By regulating the delivery industry that currently profits off creating chaos on city streets, the City of New York can fund the cost of these changes, change the conditions under which delivery workers operate, change behavior, and save lives. 

Evidence of the power of regulating the delivery industry can be found in the City Council’s first-in-the-nation minimum wage requirement for delivery workers. Within a few weeks of its implementation, delivery workers who were no longer pressed into an impossible pace of work by an unlivable wage delivered at a slower, safer pace

However, this lone regulation cannot correct all the chaos that the delivery economy has caused. Unsafe batteries, illegal mopeds, lack of insurance, wage theft, vehicle theft, traffic violence, overcrowding on streets, bridges, and in bike lanes, and other problems remain, and require comprehensive regulation to solve. 

Many Models for a Solution

It is common for the City of New York to regulate commercial business practices to protect New Yorkers and the public space they share. Cable companies are regulated into paying for the exclusive rights to dig up the street to lay their cables and commercial waste haulers are required to bid on access to geographic zones, limiting dangerous traffic. Pedicab, sightseeing bus, and horse-drawn carriage companies are all regulated to prevent a glut of any one on city streets and sidewalks.

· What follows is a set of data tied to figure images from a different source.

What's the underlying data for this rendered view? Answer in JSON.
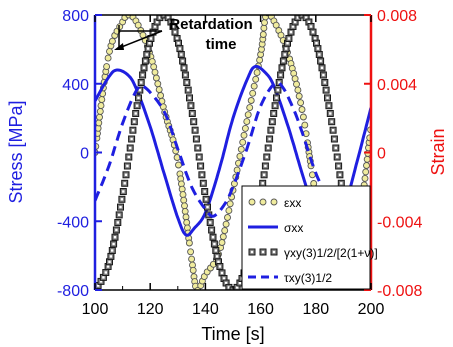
{
  "chart_data": {
    "type": "line",
    "xlabel": "Time [s]",
    "ylabel_left": "Stress [MPa]",
    "ylabel_right": "Strain",
    "xlim": [
      100,
      200
    ],
    "ylim_left": [
      -800,
      800
    ],
    "ylim_right": [
      -0.008,
      0.008
    ],
    "xticks": [
      "100",
      "120",
      "140",
      "160",
      "180",
      "200"
    ],
    "yticks_left": [
      "-800",
      "-400",
      "0",
      "400",
      "800"
    ],
    "yticks_right": [
      "-0.008",
      "-0.004",
      "0",
      "0.004",
      "0.008"
    ],
    "colors": {
      "left_axis": "#1f1fe0",
      "right_axis": "#ee1111",
      "stress": "#1f1fe0",
      "marker_face": "#f0ec9e",
      "marker_edge": "#555555"
    },
    "annotation": {
      "line1": "Retardation",
      "line2": "time"
    },
    "legend_position": "bottom-right",
    "legend": [
      {
        "key": "eps",
        "label": "εxx"
      },
      {
        "key": "sig",
        "label": "σxx"
      },
      {
        "key": "gam",
        "label": "γxy(3)1/2/[2(1+ν)]"
      },
      {
        "key": "tau",
        "label": "τxy(3)1/2"
      }
    ],
    "series": [
      {
        "key": "eps",
        "axis": "right",
        "style": "circle-markers",
        "x": [
          100,
          105,
          110,
          112,
          115,
          120,
          125,
          130,
          135,
          137,
          140,
          145,
          150,
          155,
          160,
          162,
          165,
          170,
          175,
          180,
          185,
          187,
          190,
          195,
          200
        ],
        "values": [
          0.0,
          0.0057,
          0.0076,
          0.008,
          0.0076,
          0.0057,
          0.0025,
          -0.0005,
          -0.0062,
          -0.008,
          -0.0071,
          -0.0058,
          -0.0022,
          0.0018,
          0.0057,
          0.008,
          0.0076,
          0.0057,
          0.0025,
          -0.0025,
          -0.0062,
          -0.008,
          -0.0071,
          -0.0048,
          0.0015
        ]
      },
      {
        "key": "sig",
        "axis": "left",
        "style": "solid",
        "x": [
          100,
          105,
          108,
          112,
          115,
          120,
          125,
          130,
          133,
          136,
          140,
          145,
          150,
          155,
          158,
          162,
          165,
          170,
          175,
          180,
          183,
          186,
          190,
          195,
          200
        ],
        "values": [
          300,
          440,
          480,
          450,
          370,
          150,
          -120,
          -380,
          -480,
          -440,
          -350,
          -100,
          200,
          420,
          500,
          460,
          380,
          150,
          -120,
          -370,
          -480,
          -420,
          -340,
          -50,
          260
        ]
      },
      {
        "key": "gam",
        "axis": "right",
        "style": "square-markers",
        "x": [
          100,
          105,
          110,
          115,
          120,
          125,
          130,
          135,
          140,
          145,
          150,
          155,
          160,
          165,
          170,
          175,
          180,
          185,
          190,
          195,
          200
        ],
        "values": [
          -0.008,
          -0.0065,
          -0.0025,
          0.0025,
          0.0065,
          0.008,
          0.0065,
          0.0025,
          -0.0025,
          -0.0065,
          -0.008,
          -0.0065,
          -0.0025,
          0.0025,
          0.0065,
          0.008,
          0.0065,
          0.0025,
          -0.0025,
          -0.0065,
          -0.008
        ]
      },
      {
        "key": "tau",
        "axis": "left",
        "style": "dashed",
        "x": [
          100,
          105,
          110,
          115,
          118,
          125,
          130,
          135,
          140,
          143,
          147,
          150,
          155,
          160,
          165,
          168,
          172,
          175,
          180,
          185,
          190,
          193
        ],
        "values": [
          -280,
          -80,
          170,
          360,
          380,
          240,
          20,
          -200,
          -330,
          -370,
          -300,
          -200,
          20,
          270,
          400,
          380,
          250,
          120,
          -120,
          -280,
          -370,
          -340
        ]
      }
    ]
  }
}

When it was revealed that dangerous labor practices at nail salons were threatening the health and safety of salon workers and customers, the City of New York regulated these workplaces, despite the non-employee status of many of the workers. 

Today, the TLC controls the working conditions of an Uber driver but when that same driver switches their app to work for Uber Eats, they are no longer protected.

In perhaps the most direct example, after Silicon Valley launched Uber, Lyft and other rideshare ventures, and wreaked havoc on New York City’s streets by financially pressuring workers to complete as many trips as quickly as possible, the City of New York expanded the Taxi and Limousine Commission (TLC) to regulate the industry and provide protections for for-hire vehicle drivers. However, today, the TLC controls the working conditions of an Uber driver but when that same driver switches their app to work for Uber Eats, they are no longer protected.

In all of these examples, regulators charge the profiting company for access to the city as a market. In many cases, those charges are used to fund the regulatory process and counter the harm that the business practice may cause. These examples can be a model for the City of New York to regulate the delivery industry as part of an overall street safety strategy that includes infrastructure investments and automated enforcement.